I briefly talked about Scroogle in a previous blogpost, but it deserves its own post since it’s such a great tool! Scroogle was developed by Daniel Brandt and basically figures as a proxy for Google search.
That’s how it works according to their website:
Using Google through Scroogle hence protects users’ privacy because it disables the logging and archiving of cookies and IP addresses, which capture users’ search activities. It allows users to enjoy the full search service without feeding user data into the search engine. Contrary to reconfiguring browsers, deleting cookies and other strategies of “digital self-defense”, which often trigger inconveniences, Scroogle maintains the full service (except from Google’s annoying ads). Accordingly, Scroogle may be seen as exploiting Google. In my perception this is only fair since Google exploits us too by using our web content, linking strategies and, most importantly, our data to create profit. The so-called “user profiling”, the creation of “profiles” out of users’ search terms, search history and locations, is the basis for user-targeted advertising that made Google one of the most profitable companies on earth.*
Scroogle thus enables users to opt out of this economic exploitation scheme, while still providing the benefits of Google search. A clever move! Besides, Scroogle is entertaining too. Its homepage shows a new comic each time you reload the page. Most of the comics make fun of Google, and some of them are truly hilarious:
But check it out yourself, it’s worth risking a look! Another great tool is the Firefox Add-on „TrackMeNot“, which messes up user profiles by sending random search queries to the search engine.
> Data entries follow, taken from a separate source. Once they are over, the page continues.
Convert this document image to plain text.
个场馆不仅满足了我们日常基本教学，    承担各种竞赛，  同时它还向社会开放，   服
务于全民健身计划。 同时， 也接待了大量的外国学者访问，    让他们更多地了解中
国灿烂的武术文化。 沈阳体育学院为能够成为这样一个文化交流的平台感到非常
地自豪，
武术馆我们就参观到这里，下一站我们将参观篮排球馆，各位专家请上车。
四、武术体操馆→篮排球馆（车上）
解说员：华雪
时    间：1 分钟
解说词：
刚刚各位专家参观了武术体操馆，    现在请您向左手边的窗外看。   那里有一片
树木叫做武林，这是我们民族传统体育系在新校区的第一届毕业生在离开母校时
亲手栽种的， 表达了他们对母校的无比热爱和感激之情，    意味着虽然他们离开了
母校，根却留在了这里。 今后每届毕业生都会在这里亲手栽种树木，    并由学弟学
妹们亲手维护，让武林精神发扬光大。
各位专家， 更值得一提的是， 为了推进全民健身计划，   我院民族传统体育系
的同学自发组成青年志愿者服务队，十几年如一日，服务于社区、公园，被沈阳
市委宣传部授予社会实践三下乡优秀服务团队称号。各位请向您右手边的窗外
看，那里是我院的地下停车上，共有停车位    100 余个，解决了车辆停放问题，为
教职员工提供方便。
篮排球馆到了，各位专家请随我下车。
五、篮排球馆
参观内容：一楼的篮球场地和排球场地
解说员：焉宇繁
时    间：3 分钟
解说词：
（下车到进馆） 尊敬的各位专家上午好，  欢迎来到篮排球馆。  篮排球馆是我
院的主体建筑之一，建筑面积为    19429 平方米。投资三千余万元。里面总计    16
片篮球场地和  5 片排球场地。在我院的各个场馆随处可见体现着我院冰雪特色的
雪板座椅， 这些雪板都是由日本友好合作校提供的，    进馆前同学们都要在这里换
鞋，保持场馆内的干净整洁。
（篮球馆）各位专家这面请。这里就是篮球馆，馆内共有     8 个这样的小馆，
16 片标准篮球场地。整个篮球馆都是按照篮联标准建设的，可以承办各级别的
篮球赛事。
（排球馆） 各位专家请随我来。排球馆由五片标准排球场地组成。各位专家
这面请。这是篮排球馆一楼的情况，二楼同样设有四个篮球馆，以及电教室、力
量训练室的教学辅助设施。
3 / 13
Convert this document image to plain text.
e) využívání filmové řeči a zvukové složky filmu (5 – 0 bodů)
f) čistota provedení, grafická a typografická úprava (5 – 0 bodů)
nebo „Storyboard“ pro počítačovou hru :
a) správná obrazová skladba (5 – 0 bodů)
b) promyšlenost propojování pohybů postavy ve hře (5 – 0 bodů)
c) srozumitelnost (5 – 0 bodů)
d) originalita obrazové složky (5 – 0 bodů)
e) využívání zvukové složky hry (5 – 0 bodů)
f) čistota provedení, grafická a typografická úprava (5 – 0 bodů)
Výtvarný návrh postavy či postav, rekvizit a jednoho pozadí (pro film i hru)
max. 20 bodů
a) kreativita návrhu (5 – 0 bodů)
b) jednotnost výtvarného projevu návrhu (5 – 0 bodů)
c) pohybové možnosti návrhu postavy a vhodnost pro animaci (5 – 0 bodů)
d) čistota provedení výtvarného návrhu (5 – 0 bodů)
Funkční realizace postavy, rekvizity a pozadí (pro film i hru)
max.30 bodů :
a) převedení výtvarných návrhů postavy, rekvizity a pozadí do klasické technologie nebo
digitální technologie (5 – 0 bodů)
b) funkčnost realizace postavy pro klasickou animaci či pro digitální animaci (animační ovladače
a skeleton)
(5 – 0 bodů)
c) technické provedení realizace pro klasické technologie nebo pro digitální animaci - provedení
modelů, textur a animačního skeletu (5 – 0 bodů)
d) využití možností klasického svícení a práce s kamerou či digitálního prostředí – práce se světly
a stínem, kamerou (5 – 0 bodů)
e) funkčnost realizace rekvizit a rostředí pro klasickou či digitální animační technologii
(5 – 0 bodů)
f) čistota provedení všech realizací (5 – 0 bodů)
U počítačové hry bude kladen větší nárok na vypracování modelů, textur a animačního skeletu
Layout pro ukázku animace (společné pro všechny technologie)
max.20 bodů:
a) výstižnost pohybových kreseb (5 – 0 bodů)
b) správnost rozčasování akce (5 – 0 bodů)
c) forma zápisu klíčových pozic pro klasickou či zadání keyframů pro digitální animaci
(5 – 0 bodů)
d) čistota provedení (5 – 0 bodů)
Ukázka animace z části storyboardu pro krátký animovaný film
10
* For an academic discussion on Google’s exploitation scheme within the broader context of capitalist society see, for example:
Fuchs, Christian (forthcoming) A Contribution to the Critique of the Political Economy of Google, Fast Capitalism, vol. 8, no. 1.
Mager, Astrid (2011) Algorithmic Ideology. How Society Shapes Search Engines, Conference paper for the OII conference “A Decade in Internet Time” (Oxford, 21-24 September).
Pasquinelli, Matteo (2009) Google’s PageRank. Diagram of the Cognitive Capitalism and Rentier of the Common Intellect, in Deep Search: The Politics of Search Engines beyond Google, eds. K. Becker & F. Stalder, Studienverlag, Innsbruck, pp. 152-162.